The primary benefit of automated grading systems is their reliability and speed. Once trained,
these systems can evaluate thousands of answer sheets in a tiny fraction of the time required by
human graders. Additionally, they uniformly apply the same grading criteria to all submissions,
thereby ensuring fairness in the evaluations. This consistency is particularly advantageous in
large-scale testing environments, where variability in human assessment frequently results in
student dissatisfaction and an increase in requests for re-evaluation.
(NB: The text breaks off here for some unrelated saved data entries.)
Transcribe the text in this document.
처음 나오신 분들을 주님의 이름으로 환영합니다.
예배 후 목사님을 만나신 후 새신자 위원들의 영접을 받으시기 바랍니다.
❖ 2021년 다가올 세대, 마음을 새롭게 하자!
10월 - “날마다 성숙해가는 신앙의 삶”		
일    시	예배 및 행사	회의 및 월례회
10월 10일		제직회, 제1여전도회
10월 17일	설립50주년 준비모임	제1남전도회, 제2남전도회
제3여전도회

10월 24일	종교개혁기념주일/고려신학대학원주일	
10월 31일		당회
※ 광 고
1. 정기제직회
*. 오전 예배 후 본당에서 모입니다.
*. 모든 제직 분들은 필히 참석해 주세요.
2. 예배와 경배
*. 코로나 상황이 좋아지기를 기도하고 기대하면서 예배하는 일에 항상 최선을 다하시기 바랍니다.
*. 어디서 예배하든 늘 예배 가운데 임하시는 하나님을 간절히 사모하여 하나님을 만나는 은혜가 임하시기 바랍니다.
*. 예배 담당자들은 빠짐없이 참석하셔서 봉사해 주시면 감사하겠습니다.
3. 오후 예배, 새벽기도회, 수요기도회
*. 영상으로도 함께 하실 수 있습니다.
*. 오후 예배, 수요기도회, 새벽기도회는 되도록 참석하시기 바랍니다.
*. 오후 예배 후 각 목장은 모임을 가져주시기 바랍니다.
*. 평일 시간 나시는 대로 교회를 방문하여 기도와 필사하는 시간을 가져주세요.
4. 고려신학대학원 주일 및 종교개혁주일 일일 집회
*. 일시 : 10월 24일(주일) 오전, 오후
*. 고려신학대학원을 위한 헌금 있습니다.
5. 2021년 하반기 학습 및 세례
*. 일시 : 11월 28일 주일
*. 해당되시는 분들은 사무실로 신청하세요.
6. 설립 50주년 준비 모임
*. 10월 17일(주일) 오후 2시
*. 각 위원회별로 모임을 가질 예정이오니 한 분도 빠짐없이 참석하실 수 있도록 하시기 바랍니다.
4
The COVID-19 pandemic hastened the shift towards online and hybrid learning formats,
highlighting the need for scalable digital assessment solutions. In online testing scenarios, the
logistical challenges of distributing, collecting, and manually grading handwritten responses
became even more evident. Consequently, the creation of automated grading tools for descriptive
answers has experienced significant growth within academic and educational technology circles.
A standard system for automated evaluation of descriptive answers consists of several essential
components. Initially, Optical Character Recognition (OCR) technologies are utilized to convert
text from scanned handwritten answer sheets into digital format. Historically, OCR has primarily
focused on printed text; however, recent advancements, particularly in neural network-based
OCR models, have greatly enhanced the precision of handwriting recognition across various
styles and languages.
After the handwritten material is digitized, Natural Language Processing (NLP) techniques are
applied. These algorithms examine the extracted text for grammatical accuracy, relevance to the
subject matter, keyword alignment, sentence construction, and coverage of topics. Depending on
the answer's complexity and the scoring methodology, different NLP approaches might be
utilized, ranging from basic rule-based matching and bag-of-words techniques to more advanced
deep learning models such as Recurrent Neural Networks (RNNs), Transformers, and pre-trained
Large Language Models (LLMs) like BERT and GPT.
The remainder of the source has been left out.